I understand that dereferencing variable s returns the ASCII value for the first character, which is "t" in this case. However, I'm confused on why variable sa doesn't dereference to the first string in the array? Shouldn't dereferencing the double pointer return the pointer to s?

I've tried returning strings from the pointer sa returns, but it only segfaults, meaning that the pointer for sa under Test 2 has no meaning or association with the string bounded to s.

CodePudding user response：

For starters you do not have an array. In this declaration

char** sa = { s };

you declared a pointer of the type char ** that is initialized by the value of the variable s of the type char *.

char* s = "test";
char** sa = { s };

The compiler should issue a message that there is no implicit conversion between these two pointer types.

The difference between these two outputs

printf("s:\t%p\n", *s);
printf("sa:\t%p\n\n", *sa);

is that in the first case the expression *s has the type char that is promoted to the type int. That is only the first byte of the string literal is read as a value.

In the second case the expression *sa is considered as an expression of the pointer type char *. So the function reads the memory occupied by the expression as a memory storing a pointer of the size 4 or 8 bytes depending on the used system without any promotions as in the first case.

As for your comment to my answer

Also, when the char* version of sa (when sa is dereferenced) is attempted to be printed as a string using the format specifier "%s", a segfault occurs. This is the main source of what I'm a bit confused about

When the pointer sa is dereferenced then its value is the value composed by characters stored in the string literal and this value is interpreted as a pointer when the conversion specifier %s is used. That of course results in undefined behavior.

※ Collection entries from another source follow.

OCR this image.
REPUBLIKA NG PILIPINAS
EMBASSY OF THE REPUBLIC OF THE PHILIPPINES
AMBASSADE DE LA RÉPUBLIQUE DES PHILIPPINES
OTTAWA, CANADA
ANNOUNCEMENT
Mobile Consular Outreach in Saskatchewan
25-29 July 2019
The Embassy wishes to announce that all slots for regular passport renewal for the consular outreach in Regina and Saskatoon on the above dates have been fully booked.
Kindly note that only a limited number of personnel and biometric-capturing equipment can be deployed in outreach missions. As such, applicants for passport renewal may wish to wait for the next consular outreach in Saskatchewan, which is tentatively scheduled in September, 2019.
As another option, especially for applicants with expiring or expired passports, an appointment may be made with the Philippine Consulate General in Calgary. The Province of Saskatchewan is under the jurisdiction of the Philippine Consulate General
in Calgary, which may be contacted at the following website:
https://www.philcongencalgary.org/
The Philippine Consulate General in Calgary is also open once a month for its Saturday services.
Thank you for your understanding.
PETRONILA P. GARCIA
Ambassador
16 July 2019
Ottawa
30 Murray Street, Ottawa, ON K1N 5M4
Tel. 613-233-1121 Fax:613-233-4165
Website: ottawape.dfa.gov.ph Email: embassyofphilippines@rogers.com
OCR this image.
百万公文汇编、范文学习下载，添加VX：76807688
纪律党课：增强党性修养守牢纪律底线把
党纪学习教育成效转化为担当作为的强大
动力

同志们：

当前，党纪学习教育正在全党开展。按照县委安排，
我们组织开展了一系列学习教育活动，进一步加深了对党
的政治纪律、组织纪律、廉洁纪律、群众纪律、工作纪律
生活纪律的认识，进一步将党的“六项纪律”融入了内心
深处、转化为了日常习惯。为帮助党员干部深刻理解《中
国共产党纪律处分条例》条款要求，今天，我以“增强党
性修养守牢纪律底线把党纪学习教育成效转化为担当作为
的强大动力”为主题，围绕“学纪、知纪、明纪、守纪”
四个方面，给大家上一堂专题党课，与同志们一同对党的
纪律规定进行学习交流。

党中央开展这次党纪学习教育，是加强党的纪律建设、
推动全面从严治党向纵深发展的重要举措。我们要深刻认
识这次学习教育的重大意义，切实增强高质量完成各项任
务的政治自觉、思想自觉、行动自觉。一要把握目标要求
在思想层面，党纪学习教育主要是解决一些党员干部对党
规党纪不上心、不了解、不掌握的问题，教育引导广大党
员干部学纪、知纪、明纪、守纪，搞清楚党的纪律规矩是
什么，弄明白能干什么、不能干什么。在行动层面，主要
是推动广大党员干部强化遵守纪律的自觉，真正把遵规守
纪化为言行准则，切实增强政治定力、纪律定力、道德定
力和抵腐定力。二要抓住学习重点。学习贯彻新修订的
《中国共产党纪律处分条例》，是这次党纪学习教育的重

See the output of the code you showed in your question

sa:     0x65540a0074736574

This part of the outputted value 74736574 represents the word "test" written in the reverse order "tset".

You could write instead

char* s = "test";
char** sa = { &s };

and then

printf( "%s\n", *sa );

In this case the pointer sa will contain the address of the declared pointer s and the expression *sa yields the value stored in the pointer s that is the address of the first character of the string literal "test".

CodePudding user response：

The issue is that char ** and char * types are not compatible - as you can see with plain eye one has more indirections that need to be applied in order to retrieve the original char object.

In C you can use the initialiser syntax ({ and }) to assign even to non array types so char** sa = { s }; is equivalent to just a simple assignment with =.

Then furthermore you are then accessing the s pointer by doing sa which is then indirected with *sa and here we have potential UB because *sa is yielding an object that is not guaranteed to have valid location.

The UB actually happens when printf tries to access said location

It's because (for example in 32 bit architecture) *sa is reading 4 bytes of the s string and interpreting them as address (depending on endianness).

The difference between:

char** sa = { s };
char* arr[] = { s };

Is the fact that in the first case { and } are superfluous and doesn't mean nothing while in the second case they refer to the fact that we are initialising nested elements of the array (i.e. char * with s which is also char *). This would create (for the second case) an array with a single element.

There is difference between array and pointer.